If you want to prove it by induction, once you prove it for $k=2$ as an equalty, we have that $\prod_{i=1}^{k+1}G_i = (\prod_{i=1}^k G_k)\times G_{k+1}$. So we have $$\begin{align*} \left[\prod_{i=1}^{k+1}G_i,\prod_{i=1}^{k+1}G_i\right] &= \left[ \prod_{i=1}^kG_i\times G_{k+1},\prod_{i=1}^kG_i \times G_{k+1}\right] \\ &= \left[ \prod_{i=1}^k G_i,\prod_{i=1}^k G_i\right]\times [G_{k+1},G_{k+1}]\\ &= \prod_{i=1}^k[G_i,G_i] \times [G_{k+1},G_{k+1}]\\ &= \prod_{i=1}^{k+1}[G_i,G_i], \end{align*}$$ giving the desired equality.
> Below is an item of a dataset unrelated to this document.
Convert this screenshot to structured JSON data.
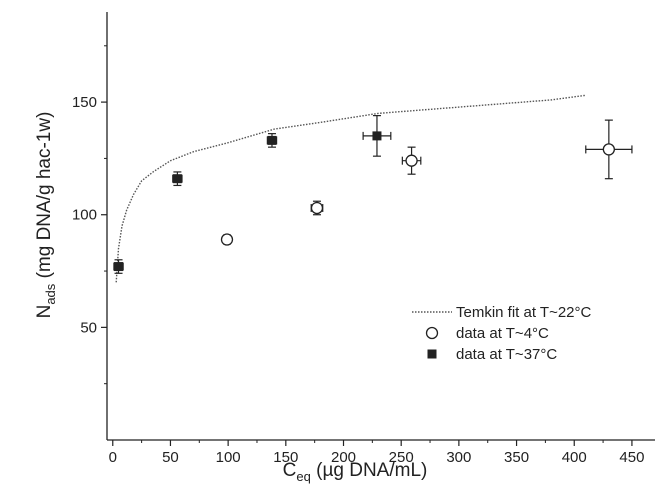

The second equality is from the $k=2$ case, and the third from the induction hypothesis.
Note that although technically the sets $(A_1\times A_2)\times A_3$, $A_1\times(A_2\times A_3)$, and $\prod_{i=1}^3 A_i$ are different (the first consists of ordered pairs, first entry an ordered pair, second entry in $A_3$; the second consists of ordered pairs, first entry in $A_1$, second entry an ordered pair; and the third set a collection of functions $f\colon\{1,2,3\}\to A_1\cup A_2\cup A_3$ with $f(i)\in A_i$), by convention we consider all three “the same set”; in fact, there is a canonical isomorphism between any two since the three sets satisfy the relevant universal property, and so we really do consider them “the same”, as they are isomorphic up to unique isomorphism. This is a bit of an abuse of notation, but it is an innocuous one. Your “isomorphism” is actually a canonical one, and so you can safely “identify” the two and claim equality.